Mongosync stuck during collection copy

Kartal_Kaan_Bozdogan · August 21, 2024, 9:53pm

We have a cluster with a collection of ~1M documents. Each document itself is also moderately large at ~1kbyte.

I tried using Mongosync to sync this remote cluster to a mongo cluster running on my machine. During the collection copy phase, however, the tool gets frequently “stuck”, where the sync is in the “collection copy” phase, mongod continuously consumes a large amount of CPU but the mongosync logs do not show an increase in estimatedCopiedBytes.

Recently I had to stop the sync during the collection copy phase and started it again after several hours.
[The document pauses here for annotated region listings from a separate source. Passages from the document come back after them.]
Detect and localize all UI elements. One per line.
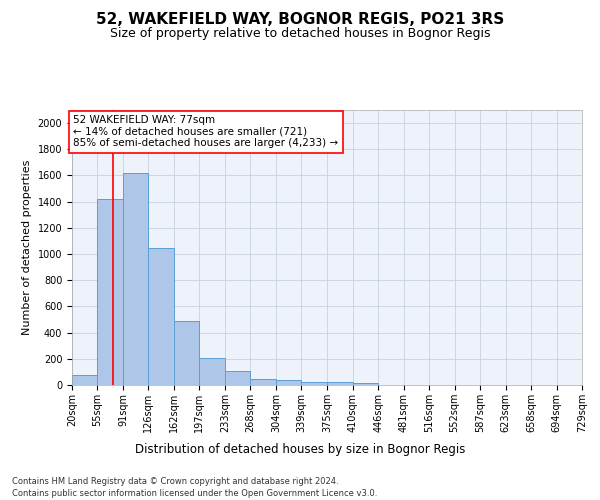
- Text: Size of property relative to detached houses in Bognor Regis: Size of property relative to detached ho…: [110, 28, 490, 40]
- Text: 52 WAKEFIELD WAY: 77sqm
← 14% of detached houses are smaller (721)
85% of semi-d: 52 WAKEFIELD WAY: 77sqm ← 14% of detache…: [73, 115, 338, 148]
- Text: Contains HM Land Registry data © Crown copyright and database right 2024.: Contains HM Land Registry data © Crown c…: [12, 478, 338, 486]
- Bar: [301, 382, 328, 385]
- Text: 52, WAKEFIELD WAY, BOGNOR REGIS, PO21 3RS: 52, WAKEFIELD WAY, BOGNOR REGIS, PO21 3R…: [96, 12, 504, 28]
- Text: Distribution of detached houses by size in Bognor Regis: Distribution of detached houses by size …: [135, 442, 465, 456]
- Bar: [148, 248, 174, 385]
- Bar: [353, 383, 379, 385]
- Bar: [199, 358, 225, 385]
- Bar: [328, 382, 353, 385]
- Bar: [72, 374, 97, 385]
- Bar: [174, 321, 199, 385]
- Bar: [97, 199, 123, 385]
- Bar: [276, 380, 301, 385]
- Bar: [225, 371, 250, 385]
- Y-axis label: Number of detached properties: Number of detached properties: [22, 160, 32, 335]
- Text: Contains public sector information licensed under the Open Government Licence v3: Contains public sector information licen…: [12, 489, 377, 498]
- Bar: [123, 173, 148, 385]
- Bar: [250, 378, 276, 385]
I noticed that the progress, as measured by estimatedCopiedBytes, was still stuck, with mongo still using a lot of CPU. Stopping mongosync did not stop the mongod’s CPU usage, so I used mongosh to run a db.currentOp() to figure out what was going on.

I noticed that mongosync had issued several commands to delete entire _id ranges, roughly the following:

db.MyCollection.deleteMany({
  $and: [
      { '$expr': { '$gte': [ '$_id', 'some id' ] }  },
      { '$expr': { '$lt': [ '$_id', 'a greater id' ] }  },
  ]
})

Which is fair, but the deletion itself was also progressing very slowly, at ~several hundred documents per second. I have a rather recent machine with a half-decent CPU and a pretty fast nvme SSD, mind you. So I ran an explain() on the query, and the results were interesting:

db.MyCollection.find( {$and: [{ '$expr': { '$gte': [ '$_id', 'some id' ] } }, { '$expr': { '$lt': [ '$_id', 'a greater id' ] } }]}, {_id: 1}).explain()
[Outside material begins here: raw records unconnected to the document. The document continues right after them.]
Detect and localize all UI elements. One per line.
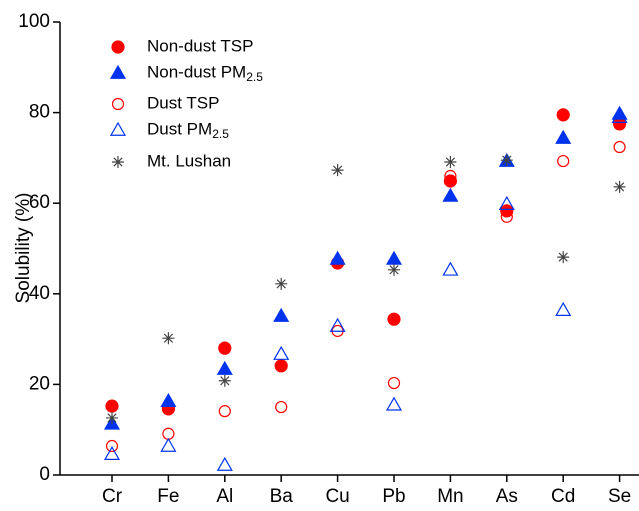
y-tick-label: 20 xyxy=(29,373,50,394)
data-point xyxy=(329,250,346,265)
legend-marker xyxy=(109,121,127,136)
legend-label: Dust PM2.5 xyxy=(147,119,229,141)
y-tick-label: 60 xyxy=(29,192,50,213)
data-point xyxy=(105,439,119,453)
data-point xyxy=(274,359,288,373)
data-point xyxy=(105,399,119,413)
legend-label: Dust TSP xyxy=(147,93,219,112)
data-point xyxy=(387,376,401,390)
data-point xyxy=(442,261,459,276)
data-point xyxy=(385,250,403,265)
data-point xyxy=(611,108,628,123)
x-tick-label: Mn xyxy=(437,486,463,507)
legend-marker xyxy=(112,156,124,168)
x-tick-label: Fe xyxy=(157,486,179,507)
x-tick-label: Pb xyxy=(382,486,405,507)
legend-marker xyxy=(111,40,125,54)
y-tick-label: 0 xyxy=(39,464,50,485)
data-point xyxy=(275,400,288,414)
data-point xyxy=(216,456,233,471)
data-point xyxy=(103,445,121,461)
data-point xyxy=(218,341,232,355)
data-point xyxy=(613,140,626,154)
y-tick-label: 100 xyxy=(18,11,50,32)
data-point xyxy=(555,129,572,144)
legend-label: Mt. Lushan xyxy=(147,151,231,170)
data-point xyxy=(216,360,233,375)
data-point xyxy=(387,312,401,326)
y-tick-label: 80 xyxy=(29,102,50,123)
x-tick-label: Cu xyxy=(325,486,349,507)
data-point xyxy=(613,180,626,193)
data-point xyxy=(273,345,290,360)
x-tick-label: As xyxy=(496,486,518,507)
data-point xyxy=(556,108,570,122)
data-point xyxy=(557,251,570,264)
data-point xyxy=(218,374,231,387)
data-point xyxy=(557,154,570,168)
y-axis-label: Solubility (%) xyxy=(13,193,34,304)
x-tick-label: Se xyxy=(608,486,631,507)
data-point xyxy=(442,187,459,202)
x-tick-label: Cd xyxy=(551,486,575,507)
data-point xyxy=(388,263,400,276)
legend-label: Non-dust PM2.5 xyxy=(147,62,263,84)
data-point xyxy=(273,307,290,322)
data-point xyxy=(555,301,572,316)
data-point xyxy=(162,332,175,345)
legend-marker xyxy=(111,97,125,111)
data-point xyxy=(444,169,457,183)
data-point xyxy=(500,154,513,167)
x-tick-label: Al xyxy=(216,486,233,507)
data-point xyxy=(500,210,513,223)
legend-label: Non-dust TSP xyxy=(147,36,253,55)
legend-marker xyxy=(109,64,127,79)
data-point xyxy=(444,155,457,168)
data-point xyxy=(160,437,177,452)
x-tick-label: Ba xyxy=(270,486,294,507)
x-tick-label: Cr xyxy=(102,486,123,507)
data-point xyxy=(385,396,403,411)
data-point xyxy=(162,427,175,440)
data-point xyxy=(275,277,288,290)
data-point xyxy=(329,317,346,332)
data-point xyxy=(218,405,231,418)
data-point xyxy=(160,392,177,408)
data-point xyxy=(106,411,118,424)
data-point xyxy=(498,195,515,210)
y-tick-label: 40 xyxy=(29,283,50,304)
data-point xyxy=(611,105,628,120)
data-point xyxy=(331,164,344,177)
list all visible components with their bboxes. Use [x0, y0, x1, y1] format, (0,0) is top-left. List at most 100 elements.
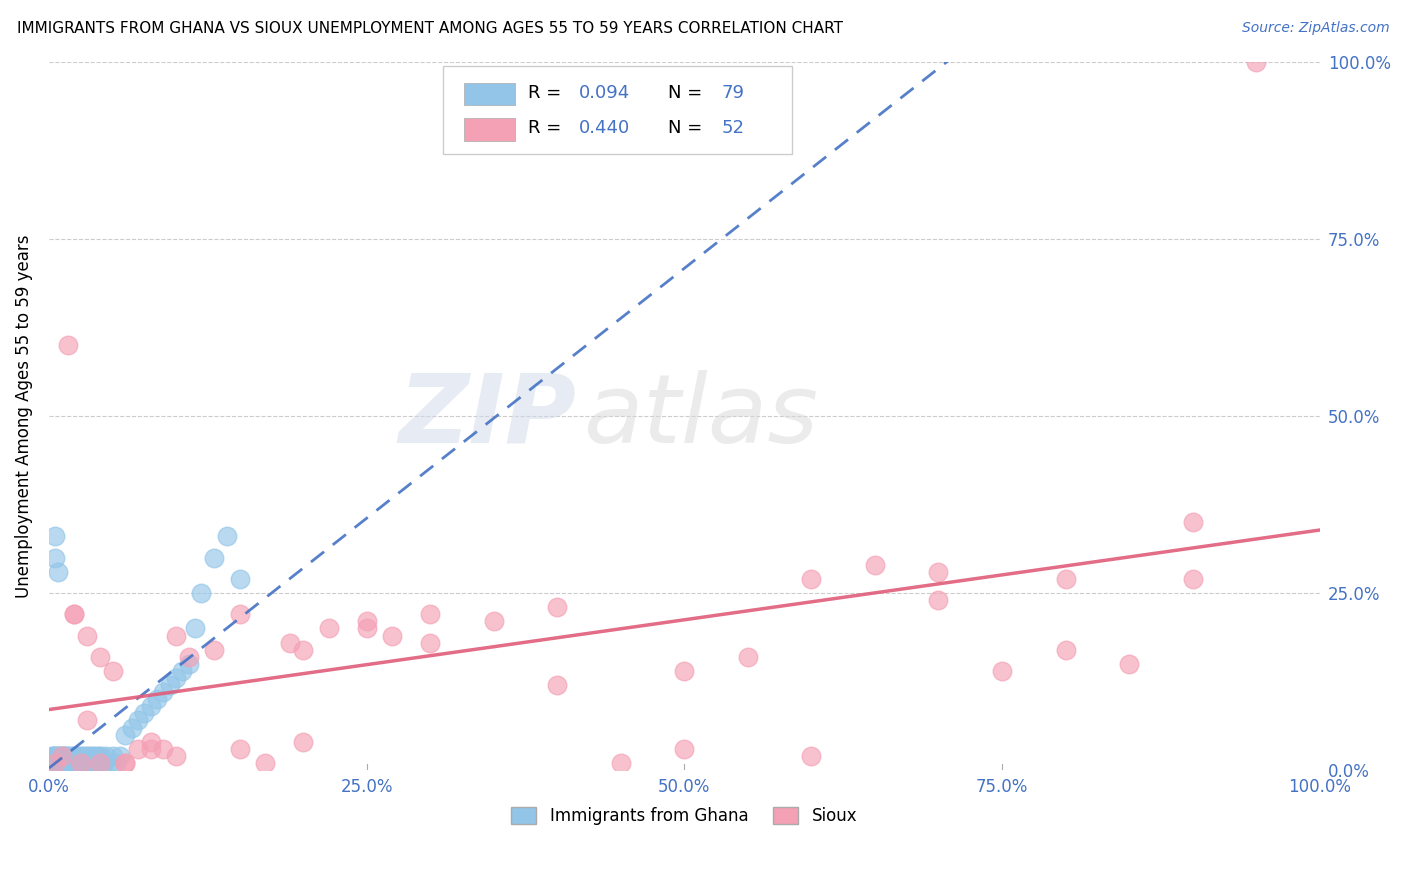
Point: [69, 748, 91, 763]
Text: N =: N =: [668, 119, 707, 137]
Point: [165, 748, 187, 763]
Point: [1118, 657, 1140, 671]
Point: [927, 565, 949, 579]
Point: [48, 756, 70, 770]
Point: [76, 756, 98, 770]
Point: [101, 748, 124, 763]
Point: [1054, 642, 1077, 657]
Point: [89, 756, 111, 770]
Point: [991, 664, 1014, 678]
Point: [146, 692, 169, 706]
Point: [70, 756, 93, 770]
Point: [45, 748, 67, 763]
Point: [114, 756, 136, 770]
Point: [69, 756, 91, 770]
Point: [62, 748, 84, 763]
Point: [546, 678, 568, 692]
Point: [51, 756, 73, 770]
Point: [381, 628, 404, 642]
Point: [53, 756, 76, 770]
Point: [76, 714, 98, 728]
Point: [48, 748, 70, 763]
Point: [55, 748, 77, 763]
Point: [86, 756, 108, 770]
Point: [45, 756, 67, 770]
Text: 52: 52: [721, 119, 744, 137]
Point: [56, 748, 79, 763]
Point: [63, 607, 86, 622]
Point: [89, 756, 111, 770]
Point: [673, 741, 696, 756]
Point: [673, 664, 696, 678]
Point: [49, 756, 72, 770]
Point: [44, 756, 66, 770]
Point: [55, 756, 77, 770]
FancyBboxPatch shape: [443, 66, 793, 154]
Point: [419, 607, 441, 622]
Point: [1181, 572, 1204, 586]
Point: [42, 756, 65, 770]
Text: 0.094: 0.094: [579, 84, 630, 102]
Point: [96, 748, 118, 763]
Text: N =: N =: [668, 84, 707, 102]
Point: [51, 748, 73, 763]
Point: [215, 529, 238, 543]
Point: [77, 748, 100, 763]
Point: [202, 642, 225, 657]
Point: [41, 748, 63, 763]
Point: [152, 741, 174, 756]
Point: [90, 748, 112, 763]
Point: [65, 748, 87, 763]
Point: [419, 635, 441, 649]
Legend: Immigrants from Ghana, Sioux: Immigrants from Ghana, Sioux: [512, 807, 858, 825]
Point: [190, 586, 212, 600]
Point: [73, 756, 96, 770]
Text: 0.440: 0.440: [579, 119, 630, 137]
Point: [42, 756, 65, 770]
Point: [165, 628, 187, 642]
Point: [228, 607, 250, 622]
Point: [51, 748, 73, 763]
Point: [59, 748, 82, 763]
Point: [72, 748, 94, 763]
Text: ZIP: ZIP: [398, 369, 576, 463]
Bar: [464, 83, 516, 105]
Point: [280, 635, 302, 649]
Point: [67, 748, 90, 763]
Point: [79, 756, 101, 770]
Point: [84, 748, 107, 763]
Point: [177, 657, 200, 671]
Point: [546, 600, 568, 615]
Point: [737, 649, 759, 664]
Point: [49, 748, 72, 763]
Point: [44, 756, 66, 770]
Point: [482, 615, 505, 629]
Point: [46, 748, 69, 763]
Point: [863, 558, 886, 572]
Point: [202, 550, 225, 565]
Text: R =: R =: [529, 119, 567, 137]
Point: [41, 756, 63, 770]
Point: [69, 756, 91, 770]
Point: [56, 338, 79, 352]
Point: [89, 649, 111, 664]
Point: [159, 678, 181, 692]
Point: [56, 756, 79, 770]
Point: [800, 572, 823, 586]
Point: [44, 529, 66, 543]
Point: [63, 756, 86, 770]
Text: R =: R =: [529, 84, 567, 102]
Point: [53, 748, 76, 763]
Point: [318, 622, 340, 636]
Point: [114, 756, 136, 770]
Point: [82, 748, 104, 763]
Point: [83, 756, 105, 770]
Point: [44, 748, 66, 763]
Point: [356, 615, 378, 629]
Point: [139, 699, 162, 714]
Point: [292, 734, 315, 748]
Point: [292, 642, 315, 657]
Point: [93, 756, 115, 770]
Point: [76, 628, 98, 642]
Point: [139, 741, 162, 756]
winningPlan: { stage: 'PROJECTION_SIMPLE', transformBy: { _id: 1 }, inputStage: { stage: 'FETCH', filter: { '$and': [ { '$expr': { '$gte': [ '$_id', { '$const': 'some id' } ] } }, { '$expr': { '$lt': [ '$_id', { '$const': 'a greater id' } ] } } ] }, inputStage: { stage: 'IXSCAN', keyPattern: { _id: 1 }, indexName: '_id_', isMultiKey: false, multiKeyPaths: { _id: [] }, isUnique: true, isSparse: false, isPartial: false, indexVersion: 2, direction: 'forward', indexBounds: { _id: [ '["some id", "a greater id")' ] } } } }

This does not look efficient. Not only is mongo doing a completely unnecessary fetch and filter, it does not even realize that the _id index covers the query. Changing the query to an equivalent one without $exprs fixes the issue:

db.MyCollection.find( {$and: [{_id: {$gte: 'some id'}}, {_id: {$lt: 'a greater id'}} ] } , {_id: 1}).explain()

winningPlan: { stage: 'PROJECTION_COVERED', transformBy: { _id: 1 }, inputStage: { stage: 'IXSCAN', keyPattern: { _id: 1 }, indexName: '_id_', isMultiKey: false, multiKeyPaths: { _id: [] }, isUnique: true, isSparse: false, isPartial: false, indexVersion: 2, direction: 'forward', indexBounds: { _id: [ '["some id", "a greater id")' ] } } }

That looks much better, and is how I’d expect mongo to run the query. It does a bounded index scan over the _id index, and does a covered projection, no fetch to be seen.

So I guess my question is two-fold:

Is this a known limitation of the query planner with $expr queries? We are using Mongo 6.0
Why is mongosync deleting documents in the first place? And how can I avoid it getting stuck?